If Russia were to carry out a probing strike against a Baltic State, and Article 5 had lapsed, Europe would have to rely on its mutual support clause (Article 4.27).

About three-quarters of all subsea cables in the northern hemisphere pass through or near Irish waters.

“The hypothetical launch of any provocation by Russia against Europe demands a critical EU response,” he wrote in a recent paper.

“Any hint of hesitation or failure to react decisively with complete unity to protect every inch of EU territory would have catastrophic repercussions far beyond the immediate military circumstances.

“The political fallout could unravel the entire European project.”

He further added, “This scenario presents a threat to all EU members, but especially countries like Ireland, Portugal, or Spain.
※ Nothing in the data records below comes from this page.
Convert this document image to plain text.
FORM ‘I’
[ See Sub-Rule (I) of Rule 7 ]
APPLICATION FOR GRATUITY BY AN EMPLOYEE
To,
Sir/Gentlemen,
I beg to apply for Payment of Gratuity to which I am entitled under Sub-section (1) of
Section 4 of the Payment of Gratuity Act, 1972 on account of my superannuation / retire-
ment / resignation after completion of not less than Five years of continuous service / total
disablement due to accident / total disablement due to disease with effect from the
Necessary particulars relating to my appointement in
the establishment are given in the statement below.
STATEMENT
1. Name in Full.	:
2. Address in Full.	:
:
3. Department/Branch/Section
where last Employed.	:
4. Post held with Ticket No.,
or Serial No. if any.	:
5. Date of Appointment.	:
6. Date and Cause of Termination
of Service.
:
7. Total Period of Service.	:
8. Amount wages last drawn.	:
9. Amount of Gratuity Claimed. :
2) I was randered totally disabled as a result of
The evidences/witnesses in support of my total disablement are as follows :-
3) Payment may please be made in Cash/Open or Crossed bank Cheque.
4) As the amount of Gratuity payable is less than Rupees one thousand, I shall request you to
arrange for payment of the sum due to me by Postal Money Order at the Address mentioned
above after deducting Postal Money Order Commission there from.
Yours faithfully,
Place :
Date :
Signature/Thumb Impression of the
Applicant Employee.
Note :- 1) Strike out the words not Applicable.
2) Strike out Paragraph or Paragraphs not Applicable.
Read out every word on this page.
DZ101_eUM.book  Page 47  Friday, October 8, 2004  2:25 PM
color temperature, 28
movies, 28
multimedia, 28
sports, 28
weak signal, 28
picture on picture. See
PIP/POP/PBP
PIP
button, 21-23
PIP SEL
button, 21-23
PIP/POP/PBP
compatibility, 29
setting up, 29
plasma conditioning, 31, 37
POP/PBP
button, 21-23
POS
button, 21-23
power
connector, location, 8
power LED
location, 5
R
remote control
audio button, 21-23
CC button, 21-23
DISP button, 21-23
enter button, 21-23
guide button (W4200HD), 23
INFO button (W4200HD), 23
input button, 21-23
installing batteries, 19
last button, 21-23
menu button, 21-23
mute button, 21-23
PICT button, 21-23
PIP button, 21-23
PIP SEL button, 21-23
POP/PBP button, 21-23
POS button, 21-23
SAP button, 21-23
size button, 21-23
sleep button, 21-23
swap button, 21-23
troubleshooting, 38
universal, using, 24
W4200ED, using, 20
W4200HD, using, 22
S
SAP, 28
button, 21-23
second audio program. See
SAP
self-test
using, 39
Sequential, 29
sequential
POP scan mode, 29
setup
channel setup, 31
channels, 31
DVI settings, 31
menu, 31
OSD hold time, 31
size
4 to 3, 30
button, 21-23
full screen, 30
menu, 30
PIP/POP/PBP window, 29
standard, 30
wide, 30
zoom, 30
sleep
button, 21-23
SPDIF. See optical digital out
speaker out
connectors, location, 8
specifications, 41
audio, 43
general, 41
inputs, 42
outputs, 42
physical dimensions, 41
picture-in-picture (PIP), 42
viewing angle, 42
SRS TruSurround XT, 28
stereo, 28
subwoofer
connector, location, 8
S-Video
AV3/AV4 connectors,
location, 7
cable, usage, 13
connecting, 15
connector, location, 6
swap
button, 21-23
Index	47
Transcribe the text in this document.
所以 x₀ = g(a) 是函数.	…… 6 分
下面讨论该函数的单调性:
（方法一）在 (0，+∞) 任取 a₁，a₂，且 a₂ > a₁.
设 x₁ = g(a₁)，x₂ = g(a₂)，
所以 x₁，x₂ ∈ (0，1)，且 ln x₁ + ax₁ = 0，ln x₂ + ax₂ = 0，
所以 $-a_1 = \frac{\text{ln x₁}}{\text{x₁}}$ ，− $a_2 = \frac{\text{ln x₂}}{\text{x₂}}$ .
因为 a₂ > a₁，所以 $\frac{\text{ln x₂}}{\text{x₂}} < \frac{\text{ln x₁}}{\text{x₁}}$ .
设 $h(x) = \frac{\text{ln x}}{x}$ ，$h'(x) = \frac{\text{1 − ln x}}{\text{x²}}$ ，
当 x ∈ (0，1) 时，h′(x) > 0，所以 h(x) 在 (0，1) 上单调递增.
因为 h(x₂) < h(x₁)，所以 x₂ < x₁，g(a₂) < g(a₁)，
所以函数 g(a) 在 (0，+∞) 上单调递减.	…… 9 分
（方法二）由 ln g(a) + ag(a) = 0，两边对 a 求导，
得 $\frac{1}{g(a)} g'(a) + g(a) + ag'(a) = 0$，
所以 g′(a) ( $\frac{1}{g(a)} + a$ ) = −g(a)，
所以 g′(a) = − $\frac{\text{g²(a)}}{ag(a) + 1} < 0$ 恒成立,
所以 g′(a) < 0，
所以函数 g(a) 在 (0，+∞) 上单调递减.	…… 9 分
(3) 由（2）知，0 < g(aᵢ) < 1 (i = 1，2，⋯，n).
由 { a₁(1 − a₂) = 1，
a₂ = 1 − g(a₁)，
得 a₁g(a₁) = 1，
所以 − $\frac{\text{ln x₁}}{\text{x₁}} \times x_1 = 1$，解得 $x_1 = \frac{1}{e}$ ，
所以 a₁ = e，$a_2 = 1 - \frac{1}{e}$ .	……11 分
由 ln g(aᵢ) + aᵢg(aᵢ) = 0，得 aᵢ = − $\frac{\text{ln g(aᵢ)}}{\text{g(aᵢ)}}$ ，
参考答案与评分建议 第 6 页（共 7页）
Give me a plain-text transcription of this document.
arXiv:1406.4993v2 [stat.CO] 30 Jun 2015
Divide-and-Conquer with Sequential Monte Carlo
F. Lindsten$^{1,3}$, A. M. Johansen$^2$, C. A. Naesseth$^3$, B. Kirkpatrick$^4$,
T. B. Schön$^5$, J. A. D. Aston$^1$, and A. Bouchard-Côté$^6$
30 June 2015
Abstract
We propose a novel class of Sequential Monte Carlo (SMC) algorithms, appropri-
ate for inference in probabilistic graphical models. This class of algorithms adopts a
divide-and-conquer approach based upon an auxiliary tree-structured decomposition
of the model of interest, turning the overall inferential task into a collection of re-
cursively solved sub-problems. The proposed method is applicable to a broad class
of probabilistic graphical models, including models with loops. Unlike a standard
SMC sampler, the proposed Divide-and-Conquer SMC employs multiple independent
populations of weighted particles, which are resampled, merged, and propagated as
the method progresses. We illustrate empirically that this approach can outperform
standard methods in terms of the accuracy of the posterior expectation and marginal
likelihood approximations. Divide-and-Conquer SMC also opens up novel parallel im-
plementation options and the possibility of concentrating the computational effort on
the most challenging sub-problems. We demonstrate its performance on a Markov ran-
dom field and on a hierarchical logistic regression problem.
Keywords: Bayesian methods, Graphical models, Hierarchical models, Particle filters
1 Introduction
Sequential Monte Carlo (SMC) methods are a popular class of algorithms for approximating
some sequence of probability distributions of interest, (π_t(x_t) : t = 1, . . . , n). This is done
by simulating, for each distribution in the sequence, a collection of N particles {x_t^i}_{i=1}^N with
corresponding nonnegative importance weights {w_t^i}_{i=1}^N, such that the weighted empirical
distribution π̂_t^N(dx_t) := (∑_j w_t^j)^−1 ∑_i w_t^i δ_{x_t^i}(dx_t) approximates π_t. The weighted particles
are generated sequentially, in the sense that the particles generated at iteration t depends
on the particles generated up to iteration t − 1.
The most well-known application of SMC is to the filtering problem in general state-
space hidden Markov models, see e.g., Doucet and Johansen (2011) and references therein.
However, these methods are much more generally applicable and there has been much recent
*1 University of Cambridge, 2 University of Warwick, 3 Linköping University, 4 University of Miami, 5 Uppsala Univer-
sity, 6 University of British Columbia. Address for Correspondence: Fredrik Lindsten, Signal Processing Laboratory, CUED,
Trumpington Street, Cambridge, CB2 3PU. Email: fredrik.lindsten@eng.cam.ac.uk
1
“These nations may be geographically distanced from direct Russian military threats, yet could still find themselves vulnerable if the EU appears divided.

“The disintegration of the EU as a political entity would leave smaller and medium-sized nations on the continent at the mercy of global powers, fundamentally reshaping Europe’s geopolitical landscape.”

Is that far-fetched?

Four years ago, few anticipated that Russia would mobilize 150,000 troops on its border with Ukraine and then initiate an unprovoked and full-scale assault.

Nor did they foresee Donald Trump’s potential return to the White House, threatening Greenland.